Exploring Trends in Corporate Human Rights Due Diligence

Seminar | 29 January | Oxford

To mark International Human Rights Day, 10th December, the Institute for Human Rights and Business has been identifying on the annual basis ten key issues that will be of particular importance in the arena of business and human rights in the year ahead. The 2020 Top Ten Issues includes a legislative trend towards mandatory human rights due diligence. In recent years, several states have taken steps to enact legislation which requires companies to undertake human rights due diligence and improve human rights performance in their own operations and/or within their supply chains. The Oxford Business and Human Rights Network is organising a series of events ‘Human Rights Due Diligence in Law and Practice’ to discuss the recent regional and national developments in this field with a group of leading practitioners and academics. The first panel will explore how mandatory human rights due diligence could advance human rights in business, existing examples of legislative initiatives and actual practice currently undertaken by businesses.

Phil Bloomer, Business and Human Rights Resource Centre

Phil is the Executive Director of Business & Human Rights Resource Centre, a digital action platform that empowers human rights advocates in civil society, business, government; tracks the human rights performance of over 9,000 companies around the world; and seeks corporate accountability for around 550 allegations of abuse each year. The Resource Centre also presses for policy and practice that drive fast and fair transitions to zero carbon economies; uphold labour rights; and protect civic freedoms.

Phil is a director of the Corporate Human Rights Benchmark (CHRB) that works with investors, and ranks the largest companies in high risk sectors regarding their human rights policy, practice and performance.

He was previously the Director of Campaigns and Policy at Oxfam, where he led global campaigns on climate justice, trade and investment for development, access to medicines, and major humanitarian crises. Previously, Phil worked for 11 years in Central America and Colombia working on human rights, especially indigenous rights, and broader economic justice.

Anna Triponel, Triponel Consulting

Anna is a Business and Human Rights Advisor at Triponel Consulting. A lawyer previously qualified in three jurisdictions (UK, USA and France - currently non-practising), Anna advises companies, their in-house legal departments, law firms and investors on translating consideration for human rights risks into business processes and actions. She provides guidance on meeting the expectations of business and human rights-related laws and strengthening stakeholder engagement, facilitates internal and external processes to strategically tackle systemic human rights issues, and conducts human rights impact assessments in higher-risk environments. She has worked and lived in a range of countries across Africa and Asia. Anna served as legal consultant with the Harvard Kennedy School of Government, supporting Professor John Ruggie to develop the UN Guiding Principles on Business and Human Rights. She co-facilitates the Law Firm Business and Human Rights Peer Learning Process bringing together leading law firms working on embedding human rights into their operations.

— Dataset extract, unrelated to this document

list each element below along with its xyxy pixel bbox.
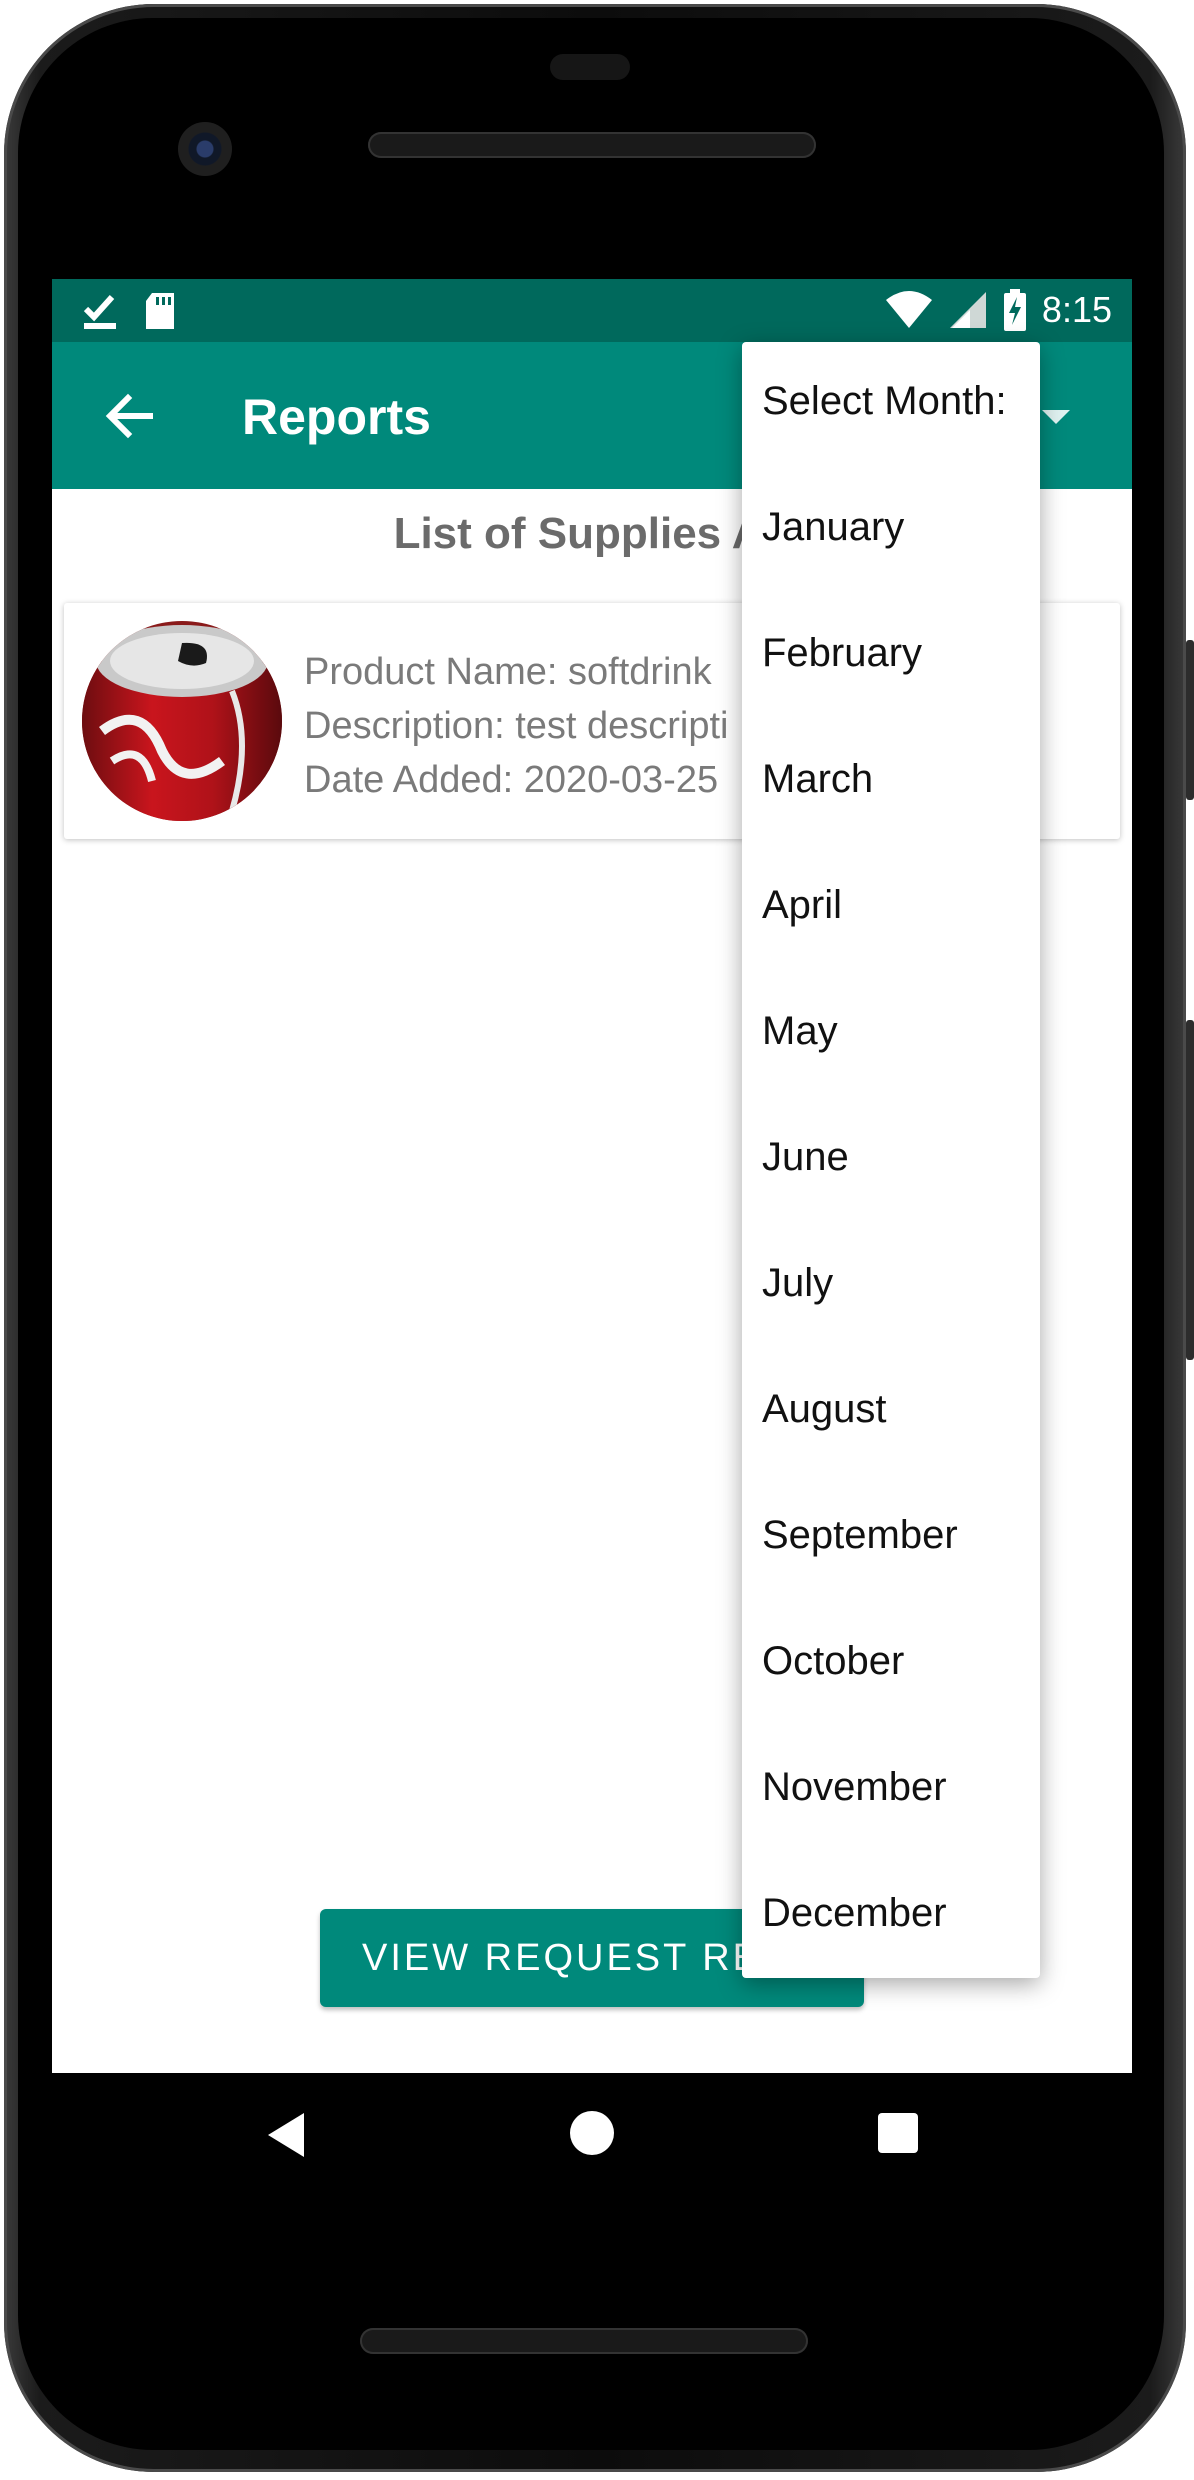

Matthew Waller, Ergon Associates

Matthew Waller is Senior Consultant at Ergon Associates. Ergon Associates is an independent, specialist consultancy that provide strategic and advisory services on human rights, labour standards and gender. Ergon works with a wide range of clients from large international organisations such as the World Bank Group and ILO, major international brands and retailers, certifiers, sports bodies, and multi-stakeholder initiatives. Ergon has published a number of public reports that analyse company disclosures under the UK Modern Slavery Act 2015, and has promoted greater transparency and reporting under the legislation by working closely with clients on improving their modern slavery and human rights due diligence practices.

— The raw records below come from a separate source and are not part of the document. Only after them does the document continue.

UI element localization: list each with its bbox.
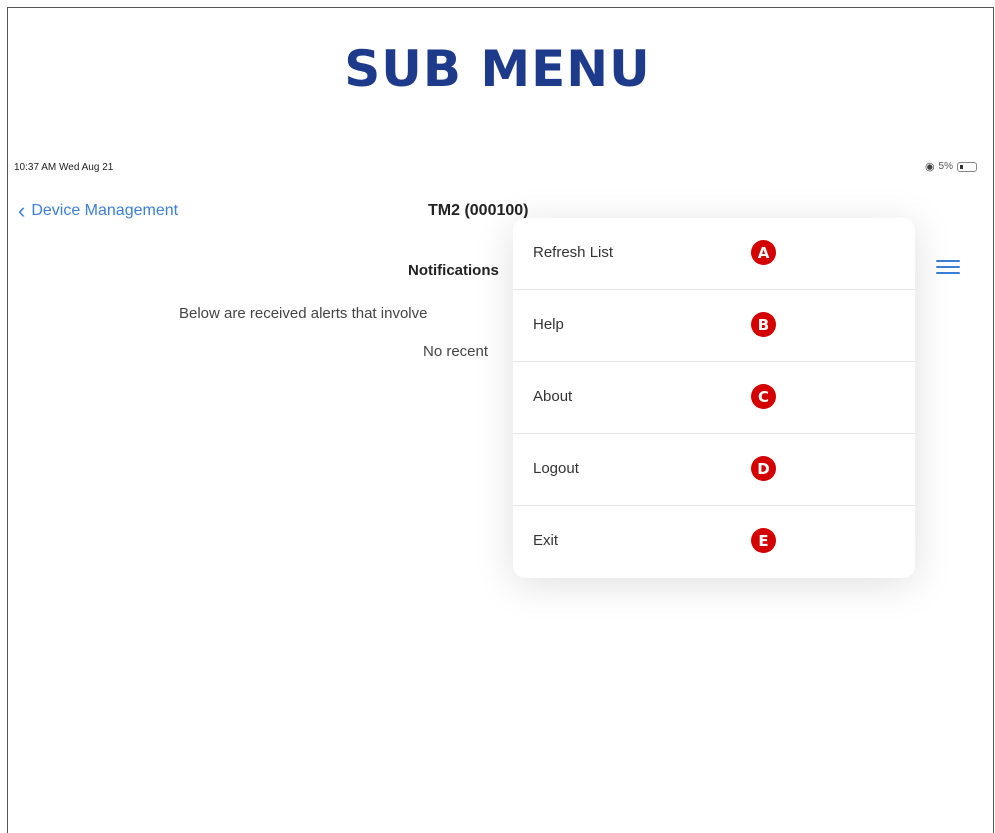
callout-badge: B bbox=[751, 312, 776, 337]
status-indicators: ◉ 5% bbox=[925, 160, 977, 173]
menu-item-exit[interactable]: Exit E bbox=[513, 506, 915, 578]
hamburger-menu-icon[interactable] bbox=[936, 260, 960, 278]
description-text: Below are received alerts that involve bbox=[179, 305, 428, 322]
empty-state-text: No recent bbox=[423, 343, 489, 360]
battery-icon bbox=[957, 161, 977, 172]
back-label: Device Management bbox=[31, 202, 179, 219]
menu-item-label: Exit bbox=[533, 532, 559, 549]
callout-badge: C bbox=[751, 384, 776, 409]
submenu-dropdown: Refresh List A Help B About C Logout D E… bbox=[513, 218, 915, 578]
callout-badge: E bbox=[751, 528, 776, 553]
callout-badge: D bbox=[751, 456, 776, 481]
battery-percent: 5% bbox=[938, 161, 953, 172]
callout-badge: A bbox=[751, 240, 776, 265]
chevron-left-icon: ‹ bbox=[18, 198, 26, 223]
back-button[interactable]: ‹ Device Management bbox=[18, 200, 178, 222]
menu-item-label: About bbox=[533, 388, 573, 405]
device-screen: 10:37 AM Wed Aug 21 ◉ 5% ‹ Device Manage… bbox=[8, 150, 993, 710]
wifi-icon: ◉ bbox=[924, 161, 935, 173]
menu-item-label: Logout bbox=[533, 460, 579, 477]
section-title: Notifications bbox=[408, 262, 499, 279]
menu-item-help[interactable]: Help B bbox=[513, 290, 915, 362]
menu-item-about[interactable]: About C bbox=[513, 362, 915, 434]
status-time: 10:37 AM Wed Aug 21 bbox=[14, 162, 114, 173]
menu-item-label: Help bbox=[533, 316, 564, 333]
menu-item-label: Refresh List bbox=[533, 244, 614, 261]
menu-item-refresh-list[interactable]: Refresh List A bbox=[513, 218, 915, 290]
menu-item-logout[interactable]: Logout D bbox=[513, 434, 915, 506]
page-title: SUB MENU bbox=[344, 40, 651, 98]
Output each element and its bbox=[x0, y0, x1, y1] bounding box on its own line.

Matthew joined Ergon in 2015. In this time he has delivered projects for clients in a number of sectors, including construction, oil and gas, agriculture, garments, sports. He has also developed guidance resources and tools to support improved management of specific human rights issues. His primary professional areas of expertise are:

  • modern slavery and forced labour
  • rights of migrant workers
  • rights of workers in sub-contracted services and activities
  • human rights abuses in global supply chains
  • remedy of human rights impacts

He has also worked in Punjab, India on issues including bonded labour, freedom of association, caste and gender discrimination, and migration and as a volunteer with International Alert, he contributed to the development a conflict-sensitive employment framework for the private sector. He also has experience of local government and the retail sector. Matthew has an MA in Human Rights from University College London, and a BA in Politics and Modern History from the University of Manchester.